There are many mentions of Columbus, Ohio above. My grandmother lived there for many years (including the 1930’s through 1950’s. She would send vanilla sticks to us when I was a boy in the 1940’s. My wife has had extreme problems attempting to make these. Perhaps she will be able to have greater success after reading this article. I am curious as to whether any of those who posted above remember Edna (Pugh) Fancher or Fancher’s Drug store in Columbus. I suspect that my grandmother had some German heritage.
Taught by my grandmother in law from Columbus Ohio you can’t make on a rainy day or your frosting will not puff properly.
If that is true, Jubal, then you can’t make them in Columbus. It seems like it is always a rainy day here.That probably explains a lot! It is fun reading every ones comments. These are a favorite of mine as well–puffy or not.
To you all, My Grandmother living in Columbus made them and my Mother made them to perfection. My Mom just passed away at 98 and she used to hide them before Christmas but my brother and I used to find them, we would search the WHOLE house. What a wonderful set of memories to you all!
My mother used to make these and got the recipe from her mother who was of German decent. She was from Dayton but they did live in the Columbus area in the mid 30’s to mid 40’s. There is nobody left who can tell me the origin of the recipe but I used to love these! My mom would add a drop of green food coloring to the ‘frosting’ to make them more ‘Christmas’y.
I’m from Columbus Ohio. I’ve been making these for almost 20 years. My mother-in-law made them from her mother-in-law’s recipe We never tweeted the recipe, but we rolled out the dough, cut sticks with a pizza cutter then iced them with a pastry bag.
My great aunt made these with ground pecans and almonds. Also from Columbus!
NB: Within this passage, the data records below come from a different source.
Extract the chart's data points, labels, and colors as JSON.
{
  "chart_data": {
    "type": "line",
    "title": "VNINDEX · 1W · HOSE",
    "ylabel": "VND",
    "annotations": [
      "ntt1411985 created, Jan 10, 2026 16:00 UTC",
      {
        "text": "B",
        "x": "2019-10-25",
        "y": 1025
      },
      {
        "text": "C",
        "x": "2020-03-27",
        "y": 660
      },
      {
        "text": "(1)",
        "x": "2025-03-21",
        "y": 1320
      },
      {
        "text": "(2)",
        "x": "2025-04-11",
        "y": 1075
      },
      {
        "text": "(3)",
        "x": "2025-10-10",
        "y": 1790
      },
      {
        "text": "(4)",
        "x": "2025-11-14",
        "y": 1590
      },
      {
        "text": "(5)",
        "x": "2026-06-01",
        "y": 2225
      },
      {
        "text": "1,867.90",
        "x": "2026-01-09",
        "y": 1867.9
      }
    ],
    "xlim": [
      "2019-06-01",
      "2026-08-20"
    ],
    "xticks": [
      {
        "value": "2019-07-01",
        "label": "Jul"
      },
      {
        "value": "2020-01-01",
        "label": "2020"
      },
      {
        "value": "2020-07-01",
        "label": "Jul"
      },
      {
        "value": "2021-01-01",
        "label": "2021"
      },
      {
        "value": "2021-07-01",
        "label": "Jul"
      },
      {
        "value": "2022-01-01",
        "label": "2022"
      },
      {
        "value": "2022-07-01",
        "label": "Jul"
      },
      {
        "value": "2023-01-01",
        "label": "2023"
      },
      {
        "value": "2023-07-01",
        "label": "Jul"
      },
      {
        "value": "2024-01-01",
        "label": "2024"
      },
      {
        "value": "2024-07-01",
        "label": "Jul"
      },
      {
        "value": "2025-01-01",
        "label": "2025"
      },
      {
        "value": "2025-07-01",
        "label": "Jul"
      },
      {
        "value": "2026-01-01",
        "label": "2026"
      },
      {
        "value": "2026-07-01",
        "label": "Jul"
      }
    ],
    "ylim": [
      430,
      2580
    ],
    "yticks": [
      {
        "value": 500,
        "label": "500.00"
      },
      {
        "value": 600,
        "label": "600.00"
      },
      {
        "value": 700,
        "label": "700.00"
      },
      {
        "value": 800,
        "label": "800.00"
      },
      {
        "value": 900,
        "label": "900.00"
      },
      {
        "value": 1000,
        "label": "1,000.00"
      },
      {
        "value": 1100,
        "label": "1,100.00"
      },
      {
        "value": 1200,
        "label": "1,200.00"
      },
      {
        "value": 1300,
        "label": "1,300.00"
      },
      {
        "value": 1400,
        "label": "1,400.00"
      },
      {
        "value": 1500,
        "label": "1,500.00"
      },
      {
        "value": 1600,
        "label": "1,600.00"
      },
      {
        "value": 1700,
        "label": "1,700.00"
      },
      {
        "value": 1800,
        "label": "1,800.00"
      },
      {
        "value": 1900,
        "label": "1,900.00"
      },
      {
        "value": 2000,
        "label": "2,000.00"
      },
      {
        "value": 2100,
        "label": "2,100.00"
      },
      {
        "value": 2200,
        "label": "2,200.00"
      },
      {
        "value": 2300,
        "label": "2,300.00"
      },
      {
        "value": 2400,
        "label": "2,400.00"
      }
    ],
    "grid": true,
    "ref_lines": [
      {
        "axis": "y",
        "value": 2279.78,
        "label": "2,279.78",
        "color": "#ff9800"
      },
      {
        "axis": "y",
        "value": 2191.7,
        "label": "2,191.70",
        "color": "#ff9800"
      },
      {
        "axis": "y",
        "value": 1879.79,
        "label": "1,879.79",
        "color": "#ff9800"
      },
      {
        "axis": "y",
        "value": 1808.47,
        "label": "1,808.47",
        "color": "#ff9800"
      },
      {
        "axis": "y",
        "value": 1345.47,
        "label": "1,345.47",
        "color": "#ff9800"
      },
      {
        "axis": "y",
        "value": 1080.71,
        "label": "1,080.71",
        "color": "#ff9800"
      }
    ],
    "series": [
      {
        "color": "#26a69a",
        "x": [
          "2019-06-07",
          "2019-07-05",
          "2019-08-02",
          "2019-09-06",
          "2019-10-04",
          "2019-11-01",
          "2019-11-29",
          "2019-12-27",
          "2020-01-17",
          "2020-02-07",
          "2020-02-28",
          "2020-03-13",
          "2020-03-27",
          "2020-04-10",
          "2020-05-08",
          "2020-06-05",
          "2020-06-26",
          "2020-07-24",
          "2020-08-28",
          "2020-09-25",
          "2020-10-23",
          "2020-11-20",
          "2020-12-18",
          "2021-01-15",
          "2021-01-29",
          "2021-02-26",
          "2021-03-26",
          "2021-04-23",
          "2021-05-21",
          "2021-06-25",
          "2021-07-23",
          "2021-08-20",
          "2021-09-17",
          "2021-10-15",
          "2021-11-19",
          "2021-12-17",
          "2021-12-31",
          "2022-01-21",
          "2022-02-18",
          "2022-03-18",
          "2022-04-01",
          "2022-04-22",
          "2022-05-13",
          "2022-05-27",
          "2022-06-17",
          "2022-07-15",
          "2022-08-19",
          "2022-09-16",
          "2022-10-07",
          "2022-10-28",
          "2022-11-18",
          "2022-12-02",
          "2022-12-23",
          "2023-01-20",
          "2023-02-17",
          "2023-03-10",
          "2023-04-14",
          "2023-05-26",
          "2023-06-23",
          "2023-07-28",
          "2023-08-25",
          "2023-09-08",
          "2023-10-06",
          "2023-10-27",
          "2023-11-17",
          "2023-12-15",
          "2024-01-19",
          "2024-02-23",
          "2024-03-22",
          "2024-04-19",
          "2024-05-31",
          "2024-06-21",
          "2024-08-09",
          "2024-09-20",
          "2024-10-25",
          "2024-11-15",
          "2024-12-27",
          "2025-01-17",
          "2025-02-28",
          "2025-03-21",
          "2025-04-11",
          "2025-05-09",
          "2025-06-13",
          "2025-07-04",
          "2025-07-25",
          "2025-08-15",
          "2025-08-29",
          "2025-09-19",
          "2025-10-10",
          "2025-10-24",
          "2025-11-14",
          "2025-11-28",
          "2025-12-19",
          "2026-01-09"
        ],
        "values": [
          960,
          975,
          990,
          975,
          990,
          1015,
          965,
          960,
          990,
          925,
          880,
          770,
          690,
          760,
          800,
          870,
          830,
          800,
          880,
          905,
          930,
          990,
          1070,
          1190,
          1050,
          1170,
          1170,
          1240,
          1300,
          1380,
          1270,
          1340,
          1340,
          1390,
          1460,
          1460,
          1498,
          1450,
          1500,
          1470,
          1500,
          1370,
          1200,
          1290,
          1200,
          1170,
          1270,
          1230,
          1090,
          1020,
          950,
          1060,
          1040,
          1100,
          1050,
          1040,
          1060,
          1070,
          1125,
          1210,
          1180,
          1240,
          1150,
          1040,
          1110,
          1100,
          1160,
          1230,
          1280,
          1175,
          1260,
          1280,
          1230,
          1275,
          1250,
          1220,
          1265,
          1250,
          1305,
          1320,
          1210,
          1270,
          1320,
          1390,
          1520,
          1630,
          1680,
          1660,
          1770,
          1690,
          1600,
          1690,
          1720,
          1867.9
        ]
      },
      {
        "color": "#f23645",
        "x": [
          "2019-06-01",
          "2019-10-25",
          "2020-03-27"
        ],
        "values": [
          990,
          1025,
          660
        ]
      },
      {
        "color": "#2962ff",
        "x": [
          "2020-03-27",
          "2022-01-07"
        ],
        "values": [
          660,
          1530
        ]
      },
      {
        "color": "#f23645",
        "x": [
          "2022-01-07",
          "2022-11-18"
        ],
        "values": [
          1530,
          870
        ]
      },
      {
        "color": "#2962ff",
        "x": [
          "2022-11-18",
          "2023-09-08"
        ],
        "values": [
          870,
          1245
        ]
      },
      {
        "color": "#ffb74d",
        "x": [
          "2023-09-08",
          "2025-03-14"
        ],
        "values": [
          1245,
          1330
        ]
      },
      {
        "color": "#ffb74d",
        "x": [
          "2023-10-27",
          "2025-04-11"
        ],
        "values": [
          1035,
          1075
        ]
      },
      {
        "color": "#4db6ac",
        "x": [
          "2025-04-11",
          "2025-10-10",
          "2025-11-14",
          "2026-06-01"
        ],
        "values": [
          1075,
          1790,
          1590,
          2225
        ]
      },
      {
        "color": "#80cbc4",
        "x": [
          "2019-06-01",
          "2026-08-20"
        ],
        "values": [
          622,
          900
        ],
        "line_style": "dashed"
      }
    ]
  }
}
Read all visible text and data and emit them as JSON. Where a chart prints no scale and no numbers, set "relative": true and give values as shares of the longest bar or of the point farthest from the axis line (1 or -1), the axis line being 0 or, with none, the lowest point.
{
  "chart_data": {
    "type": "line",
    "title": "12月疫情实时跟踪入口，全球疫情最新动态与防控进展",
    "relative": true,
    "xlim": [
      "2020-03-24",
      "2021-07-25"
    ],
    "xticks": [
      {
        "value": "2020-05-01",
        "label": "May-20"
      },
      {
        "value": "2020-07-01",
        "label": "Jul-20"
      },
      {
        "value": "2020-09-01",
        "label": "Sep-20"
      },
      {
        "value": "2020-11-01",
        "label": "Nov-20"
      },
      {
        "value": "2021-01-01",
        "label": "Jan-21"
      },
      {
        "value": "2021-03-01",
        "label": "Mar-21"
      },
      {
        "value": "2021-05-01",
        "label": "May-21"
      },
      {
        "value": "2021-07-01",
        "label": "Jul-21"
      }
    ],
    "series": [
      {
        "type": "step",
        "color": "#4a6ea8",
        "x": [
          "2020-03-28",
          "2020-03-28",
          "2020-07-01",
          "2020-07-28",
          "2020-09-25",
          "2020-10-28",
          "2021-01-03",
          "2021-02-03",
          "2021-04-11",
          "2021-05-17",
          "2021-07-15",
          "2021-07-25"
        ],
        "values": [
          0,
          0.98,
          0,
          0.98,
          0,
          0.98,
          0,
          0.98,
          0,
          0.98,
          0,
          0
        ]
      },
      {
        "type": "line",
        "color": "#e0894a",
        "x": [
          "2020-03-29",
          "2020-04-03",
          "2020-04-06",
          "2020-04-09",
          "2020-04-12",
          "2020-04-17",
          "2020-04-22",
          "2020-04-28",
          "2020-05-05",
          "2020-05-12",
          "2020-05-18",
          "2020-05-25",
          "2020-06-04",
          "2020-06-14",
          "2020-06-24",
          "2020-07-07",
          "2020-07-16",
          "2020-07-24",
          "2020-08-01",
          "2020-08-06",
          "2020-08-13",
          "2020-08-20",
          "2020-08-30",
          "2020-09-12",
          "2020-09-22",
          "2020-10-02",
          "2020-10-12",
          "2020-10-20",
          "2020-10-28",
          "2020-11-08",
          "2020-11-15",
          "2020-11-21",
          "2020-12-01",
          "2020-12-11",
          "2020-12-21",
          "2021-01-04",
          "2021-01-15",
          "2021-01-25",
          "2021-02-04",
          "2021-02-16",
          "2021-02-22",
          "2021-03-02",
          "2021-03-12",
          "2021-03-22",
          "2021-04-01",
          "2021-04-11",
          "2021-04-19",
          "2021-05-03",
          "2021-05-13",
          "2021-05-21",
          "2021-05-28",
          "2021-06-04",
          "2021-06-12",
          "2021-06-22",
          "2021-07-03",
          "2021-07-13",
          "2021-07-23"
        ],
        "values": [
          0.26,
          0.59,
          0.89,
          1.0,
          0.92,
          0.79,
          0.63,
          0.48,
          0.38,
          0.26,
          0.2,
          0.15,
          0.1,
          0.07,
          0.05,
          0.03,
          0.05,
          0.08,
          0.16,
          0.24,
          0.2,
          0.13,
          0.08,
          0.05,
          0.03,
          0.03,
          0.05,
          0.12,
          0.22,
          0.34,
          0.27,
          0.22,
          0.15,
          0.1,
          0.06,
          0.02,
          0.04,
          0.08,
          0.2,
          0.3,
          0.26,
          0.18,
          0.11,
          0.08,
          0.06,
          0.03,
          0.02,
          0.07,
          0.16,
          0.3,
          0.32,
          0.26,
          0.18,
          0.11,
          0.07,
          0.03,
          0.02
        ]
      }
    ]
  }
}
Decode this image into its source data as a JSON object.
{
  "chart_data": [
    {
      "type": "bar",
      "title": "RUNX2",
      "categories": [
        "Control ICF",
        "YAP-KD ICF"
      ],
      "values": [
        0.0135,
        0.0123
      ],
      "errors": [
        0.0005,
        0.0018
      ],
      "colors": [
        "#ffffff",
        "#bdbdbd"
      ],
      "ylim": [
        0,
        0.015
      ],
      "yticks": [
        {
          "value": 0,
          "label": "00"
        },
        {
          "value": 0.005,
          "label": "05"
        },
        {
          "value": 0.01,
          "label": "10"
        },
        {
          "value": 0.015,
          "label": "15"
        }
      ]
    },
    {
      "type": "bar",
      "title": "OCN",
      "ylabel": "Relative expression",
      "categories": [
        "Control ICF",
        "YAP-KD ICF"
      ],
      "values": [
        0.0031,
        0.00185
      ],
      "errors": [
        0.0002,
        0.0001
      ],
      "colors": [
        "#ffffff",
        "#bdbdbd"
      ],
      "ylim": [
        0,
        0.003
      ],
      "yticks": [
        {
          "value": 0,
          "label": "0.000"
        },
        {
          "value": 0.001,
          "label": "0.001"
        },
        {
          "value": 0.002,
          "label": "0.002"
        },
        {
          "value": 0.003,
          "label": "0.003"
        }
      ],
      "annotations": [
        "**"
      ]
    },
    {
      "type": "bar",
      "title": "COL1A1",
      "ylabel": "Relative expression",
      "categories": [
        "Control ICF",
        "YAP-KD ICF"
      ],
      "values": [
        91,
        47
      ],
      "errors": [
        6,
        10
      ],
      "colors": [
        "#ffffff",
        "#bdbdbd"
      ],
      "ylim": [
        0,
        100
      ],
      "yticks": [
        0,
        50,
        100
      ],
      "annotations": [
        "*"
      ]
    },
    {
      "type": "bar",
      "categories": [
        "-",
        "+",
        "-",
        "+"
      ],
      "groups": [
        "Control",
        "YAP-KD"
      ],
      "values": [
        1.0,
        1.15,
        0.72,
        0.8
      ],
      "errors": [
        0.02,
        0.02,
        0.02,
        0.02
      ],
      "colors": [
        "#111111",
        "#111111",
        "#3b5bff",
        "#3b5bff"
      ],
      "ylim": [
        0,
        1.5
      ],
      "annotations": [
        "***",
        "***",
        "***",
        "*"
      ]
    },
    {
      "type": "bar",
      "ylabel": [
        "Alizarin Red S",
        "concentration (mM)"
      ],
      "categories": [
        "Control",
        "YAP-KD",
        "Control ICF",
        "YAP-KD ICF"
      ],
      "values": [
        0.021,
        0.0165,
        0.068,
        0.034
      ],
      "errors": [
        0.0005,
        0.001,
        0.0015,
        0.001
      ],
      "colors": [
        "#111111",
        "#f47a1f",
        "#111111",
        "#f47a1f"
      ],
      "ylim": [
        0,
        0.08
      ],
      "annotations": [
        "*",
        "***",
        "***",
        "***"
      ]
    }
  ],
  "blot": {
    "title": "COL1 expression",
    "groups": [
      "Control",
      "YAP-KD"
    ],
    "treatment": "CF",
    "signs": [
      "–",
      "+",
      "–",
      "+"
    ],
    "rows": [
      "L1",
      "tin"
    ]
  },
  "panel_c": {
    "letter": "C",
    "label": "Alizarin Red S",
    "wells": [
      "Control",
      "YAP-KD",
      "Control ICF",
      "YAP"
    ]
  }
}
My mother, who is of German decent and grew up in German Village, Columbus, Ohio made these every Christmas. I also grew up in the mid 50s in Columbus. Thanks for the helpful hints, Gretchen. I’ll remember room temp eggs and beating 15 minutes!!!
I grew up in Cincinnati and my mom (who was of German decent) made these along with another German cookie she called Cinnamon Stars. These were star cutouts with the same meringue type topping. Great memories!
Never have made these but remember them from growing up in Columbus and living just blocks away from Resch’s Bakery. My family would get our special occasion cakes there. Dad would stop after work when Mom made spaghetti for dinner and get their Italian rolls. Their best sweet treat was the grandma roll – like a cinnamon roll.
My sister worked at Resch’s during her high school years and would bring home leftover goodies. I was so jealous because by then I was away attending college.
Wonderful to read of all those who grew up in Columbus! I had never been to any of the bakeries named here but the first time I tasted these was from The Ohio State School of the Deaf cookie exchange. My mother was second shift head nurse at the hospital and would bring home some of the items she liked from their bakery or kitchen. That would have been the 1960’s. An aside is a relative, named Christian Heyl, was an original founder of Franklinton, which I believe, was around German Village. He owned a stage coach stop, bar, restaurant and hotel combo. Franklinton was later incorporated into Columbus but certainly placed Christian near German Village. Heyl Ave. is named for his family and the area where my father grew up. Lot of history in Columbus!
The Vanilla Stick recipe may have originally come from a village near Dresden, Germany. Many German immigrants sailed to America in the early 1900’s from that area and settled in German Village. I could not find any reference to the recipe in old German cookbooks at the Bexley library. Springerle and vanilla sticks should not be made on a humid day because the whipped egg whites will not dry properly.